Susan (Sichen) Shao, PhD
Mechanisms of small molecule translation inhibitors
Translation termination is an essential cellular process that is also of therapeutic interest for diseases that manifest from nonsense mutations. In eukaryotes, translation termination requires eRF1, which recognizes stop codons, catalyzes the release of nascent proteins from ribosomes, and facilitates ribosome recycling. Several small molecules have been reported to trigger eRF1 degradation, which in turns improves the translational readthrough of premature stop codons.
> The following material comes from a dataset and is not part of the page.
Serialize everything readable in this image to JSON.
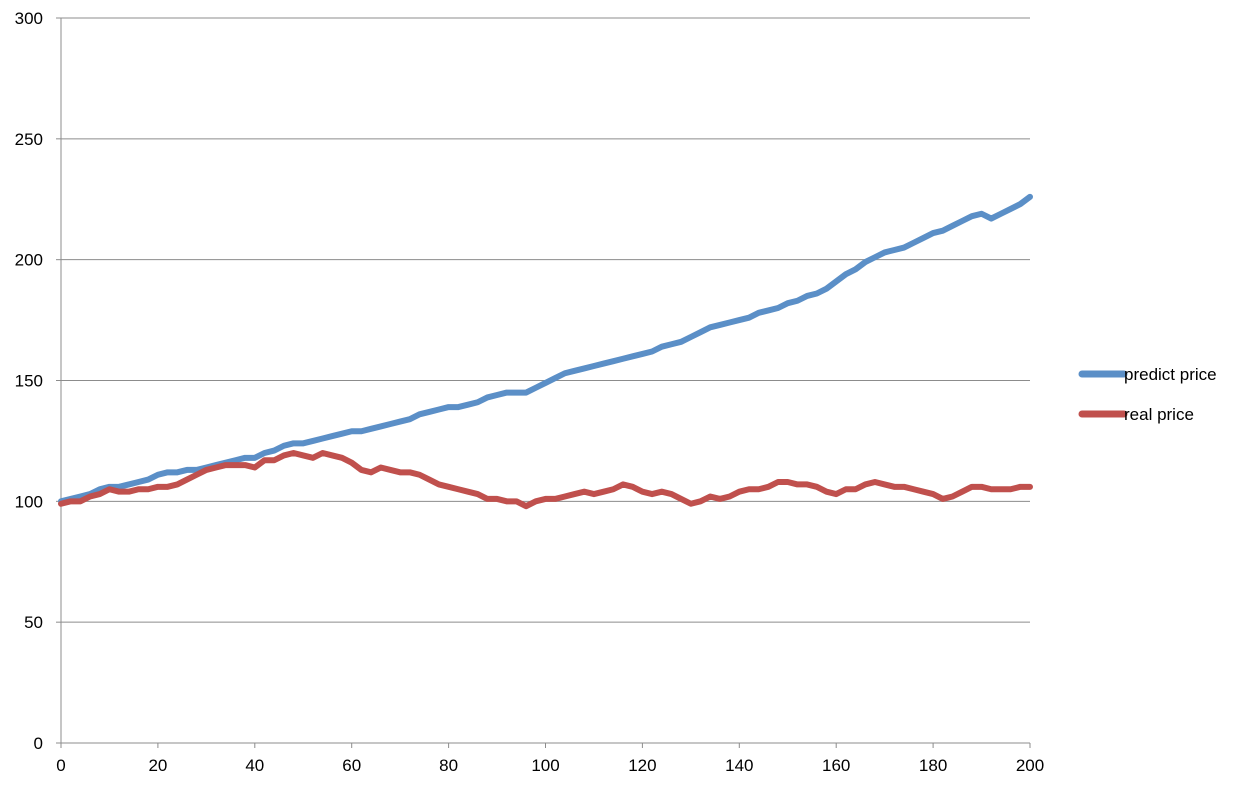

However, the mechanism of action of these small molecules is poorly understood. Here, we report cryogenic electron microscopy (cryo-EM) structures showing that one such molecule glues the N domain of eRF1 involved in stop codon recognition to the ribosomal subunit interface near the decoding center. Aberrant stabilization of eRF1 on ribosomes leads to eRF1 ubiquitylation and a higher frequency of translation termination at near-cognate stop codons. Our findings raise new considerations for pharmacologically targeting translation termination.